When asked what he meant by “vengeance,” he said: “The same [violence] must be done to [the Burmese],” adding that many young Rohingyas feel equally belligerent.
The sense of frustration among bored young male Rohingya adolescents is palpable. In Rahman’s case, this frustration arose from the fact that as the oldest of his family, his joblessness means he is unable to provide for his three younger siblings. Furthermore, he said he feels powerless to look after his father, who had his leg amputated after he was shot by the Burmese army in 2017. Family members had to carry him into Bangladesh using a giant bamboo sling.
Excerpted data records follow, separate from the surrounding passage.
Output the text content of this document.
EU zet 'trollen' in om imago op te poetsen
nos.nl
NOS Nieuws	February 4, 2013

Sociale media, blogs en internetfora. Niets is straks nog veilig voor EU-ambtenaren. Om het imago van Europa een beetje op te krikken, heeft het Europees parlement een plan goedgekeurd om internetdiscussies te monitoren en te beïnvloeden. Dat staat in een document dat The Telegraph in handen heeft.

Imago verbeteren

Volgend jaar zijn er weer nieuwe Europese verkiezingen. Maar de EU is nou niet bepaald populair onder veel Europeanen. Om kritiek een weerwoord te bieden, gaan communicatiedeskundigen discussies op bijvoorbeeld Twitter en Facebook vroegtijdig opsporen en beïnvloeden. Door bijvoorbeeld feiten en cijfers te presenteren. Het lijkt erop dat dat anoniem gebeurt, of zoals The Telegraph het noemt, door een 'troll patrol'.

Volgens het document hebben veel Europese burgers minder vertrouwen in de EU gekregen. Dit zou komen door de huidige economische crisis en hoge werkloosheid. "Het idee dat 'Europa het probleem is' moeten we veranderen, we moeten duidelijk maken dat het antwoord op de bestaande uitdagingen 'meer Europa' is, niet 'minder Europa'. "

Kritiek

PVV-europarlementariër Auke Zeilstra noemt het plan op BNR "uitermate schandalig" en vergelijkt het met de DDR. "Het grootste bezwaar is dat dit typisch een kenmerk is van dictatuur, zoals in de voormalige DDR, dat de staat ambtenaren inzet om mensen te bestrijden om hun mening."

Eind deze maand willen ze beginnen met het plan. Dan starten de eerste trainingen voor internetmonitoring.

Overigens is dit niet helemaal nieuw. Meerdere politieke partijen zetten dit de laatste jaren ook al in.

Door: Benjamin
Humeira’s son is a member of the first generation of children who will come to know life only through their experiences in the camp. It is likely he will grow up having the same grievances as Rahman.
If Rohingya children and youth are to have any chances in life, UNICEF spokesperson Alastair Lawson-Tancred told me, it is imperative they receive education.
“So far, enormous progress has been made in providing some form of teaching to younger children. But, there are still far too many adolescent refugees who are not getting any education at all,” Lawson-Tancred said. “UNICEF and other aid agencies see adolescent access to education as the key priority over the next few months.”
In late June, 34 Canadian senators and more than 100 organizations called on Foreign Minister Chrystia Freeland to initiate genocide proceedings against Myanmar at the International Criminal Court. While such measures may be launched after Rahman’s teenage years are over, what was so clear to me during my time in Bangladesh is that the future of Humeira’s seventh child depends on a just and equitable solution to the Rohingya crisis.